[Clipart] Document::Manager 0.12

Mon May 23 12:55:15 PDT 2005

On Mon, May 23, 2005 at 02:05:43PM -0400, Nathan Eady wrote:
> Bryce Harrington wrote:
> >On Fri, May 20, 2005 at 01:52:35PM -0400, Nathan Eady wrote:
> >
> >>> * Tarball generation - I want to be able to provide the same
> >>>   functionality our current release scripts have, as a minimum.
> >>
> >>If there's checkout, we can get by without tarball/zipfile generation
> >>initially, doing them from the command-line (as we have been anyway)
> >>until they are implemented.
> >
> >Will it be enough if I can dump all .svg's of a given state into a
> >single dir?  Do we have other tools for organizing them into a
> >hierarchy?  That's the hard part here.
> 
> Yes, with the qualification that we'll need to write a quick tool,
> but the quick tool in question will be Grade-A Easy to write, given
> what we already have in our toolbox.  I can do it even if I'm fairly
> busy, because I can do it in the evening when my brain is not up to
> anything complicated.  In fact, basically, it's just this:
> 
> my %bighash = the one we already have in convert-release-to-browse;
> for $file (<*.svg>) {
>    my $svg = SVG::Metadata->new();
>    $svg->parse($file);
>    my @destination = map { $bighash{$_} } $svg->keywords();
>    for $dir (uniq sort @destination) {
>       copy $file catfile($dir,$file);
>    }
> }
> 
> Some of that is pseudocode, but it's a matter of fifteen minutes
> to make it run and test it lightly.

Excellent.  

> >One of the causes seems to be that the daemon is calculating certain
> >things list "last document id" on a per-usage basis, rather than doing
> >it only once at start up.  I think the scalability problem will
> >disappear once I sort this out.  I'll put this high on the todo list for
> >this weekend.
> 
> Are you familiar with the orcish manoeuver?  Using that you can avoid
> the need to do something ahead of time at startup  but still do it
> only once.

Well, the issue is not the speed of the algorithm but rather the ability
to cache between calls.  SOAP::Lite doesn't seem to make it trivial to
just have a static or global variable, so I just need to figure out a
sneaky way to cache stuff in the daemon.

> >Also, I've noticed that the performance is much better when running
> >locally on my box than when running between my box and the fdo server,
> 
> Interesting.  Do you suppose this is a bandwidth issue, or latency,
> or something else?  (If it's bandwidth or latency, I could be in for
> some long waits, as I'm on dialup.)

It's possibly a latency issue; I've noticed some bad traceroutes to fdo
from my machine in the past (which is one reason why I do most
development locally).

> > Is it something that could be made faster by taking advantage
> > of dms' state tracking?
> 
> It could be made a good deal faster if the DMS keeps up-to-date
> indeces of the metadata.  That's an optimization we presumably
> can do once we get the basic functionality working.  Actually,
> most or all of the functionality of this script is stuff that
> long-term should become part of the DMS's functionality eventually.

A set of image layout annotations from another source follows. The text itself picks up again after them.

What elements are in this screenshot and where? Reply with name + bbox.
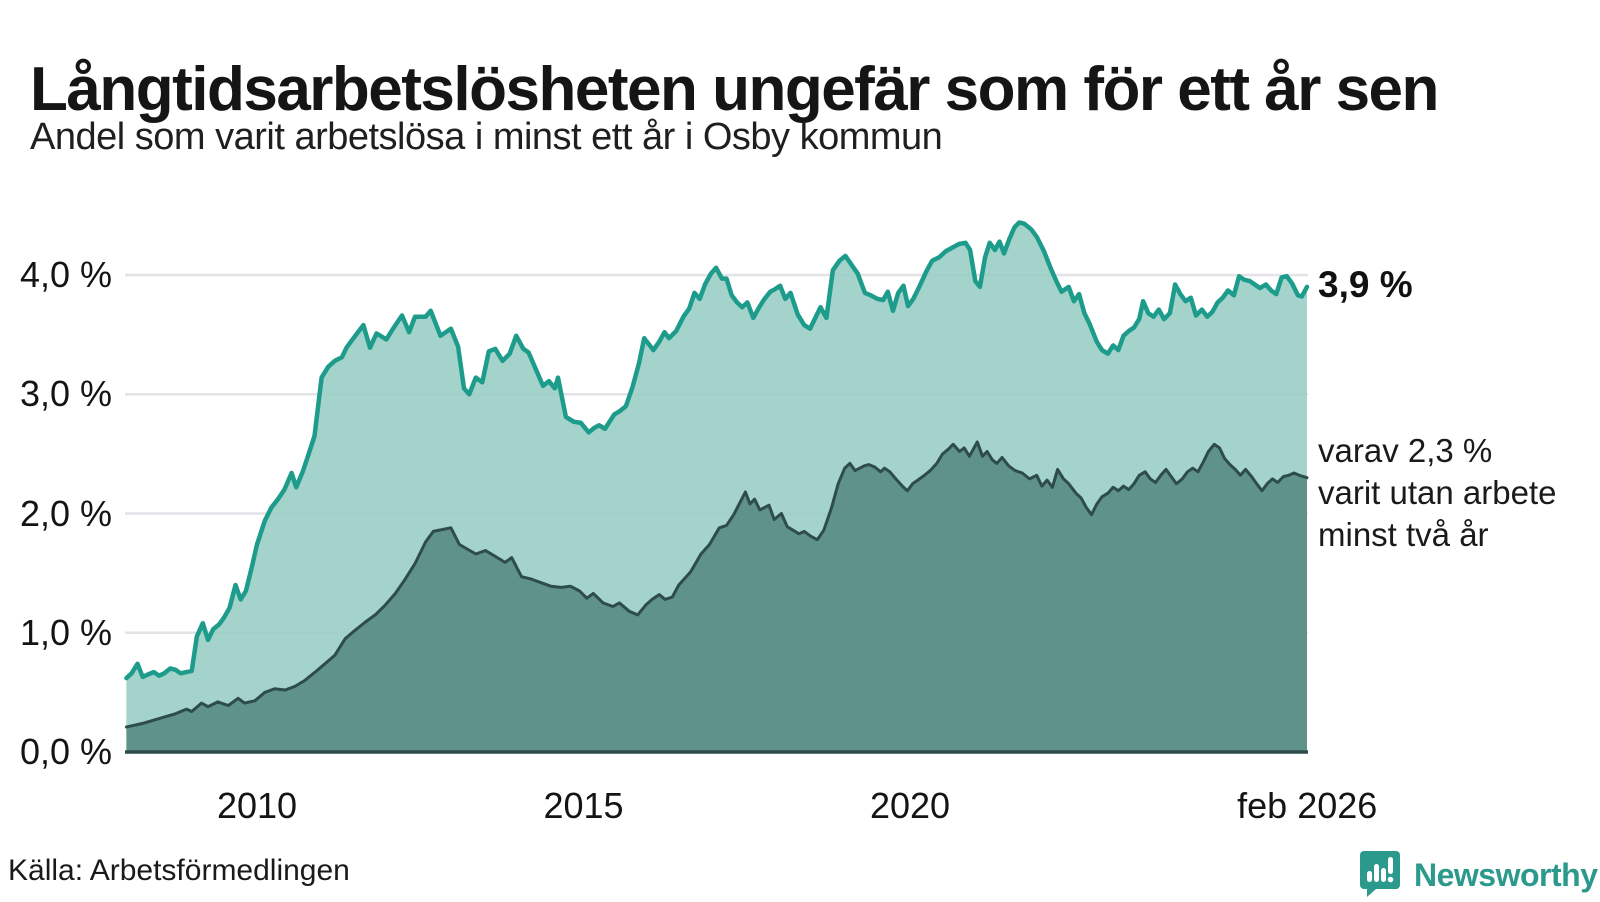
x-tick-label: 2010	[216, 785, 298, 826]
y-tick-label: 2,0 %	[19, 492, 112, 534]
y-tick-label: 4,0 %	[19, 254, 112, 295]
newsworthy-logo: Newsworthy	[1358, 849, 1598, 902]
x-tick-label: 2015	[543, 785, 624, 826]
end-label-line-3: minst två år	[1318, 516, 1489, 553]
series-end-label-two-year: varav 2,3 % varit utan arbete minst två …	[1318, 430, 1556, 556]
x-tick-label: feb 2026	[1237, 785, 1378, 826]
source-note: Källa: Arbetsförmedlingen	[8, 854, 350, 887]
newsworthy-chart-bubble-icon	[1358, 849, 1402, 902]
y-tick-label: 3,0 %	[19, 373, 112, 415]
end-label-line-1: varav 2,3 %	[1318, 432, 1493, 469]
newsworthy-wordmark: Newsworthy	[1414, 856, 1598, 893]
page-title: Långtidsarbetslösheten ungefär som för e…	[30, 54, 1439, 124]
end-label-line-2: varit utan arbete	[1318, 474, 1557, 511]
y-tick-label: 0,0 %	[19, 731, 112, 772]
x-tick-label: 2020	[869, 785, 951, 826]
y-tick-label: 1,0 %	[19, 611, 112, 653]
chart-subtitle: Andel som varit arbetslösa i minst ett å…	[30, 116, 943, 158]
series-end-label-total: 3,9 %	[1318, 264, 1413, 305]
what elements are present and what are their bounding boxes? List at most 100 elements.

Okay, great.  This weekend I banged out much of the keyword handling.
There are two routines keyword_add() and keyword_remove().  They take
one or more keywords and do the respective operation.  Currently they do
not actually modify the .svg itself, but that should be fairly simple.
I also created a new commandline tool that takes one or more document
ID's and prints all of the properties, including keywords.  I also have
a script ls_docs that prints out a list of documents, one line per doc.
It retrieves the keywords but doesn't print them out (since that'd make
the lines too long).

At this point it would not be difficult to create a script that works
like ls_docs but instead of printing out a line, calls keyword_remove()
and keyword_add() to rename the keyword.

Both keyword_add() and keyword_remove() do some normalization.  They put
the keywords into lowercase and remove any leading or trailing spaces.
If there is more normalization that should be done (such as stripping
out invalid characters or whatever), we could add that in.  However, for
more aggressive normalization (such as fixing pluralization), I think
it's probably best to keep that logic out in cmdline scripts, since I
suspect those'll be a lot easier to hack on and maintain separately from
dms itself.

> >>The CGI interface, in theory, should be the easy part, at least to get
> >>something basic working initially.
> >
> >Agreed.  If I put together a really simple proof of concept cgi, would
> >you be interested in taking that on?
> 
> Quite possibly.  Although I may be fairly busy in June.  It's also the
> sort of thing we might be able to share among several people, long term.

Okay, I started roughing together some code based on CGI::Builder.  I
can populate it with a few soap calls as examples.  I think it should be
pretty straightforward to build off of.  What CVS should I check it
into?

Bryce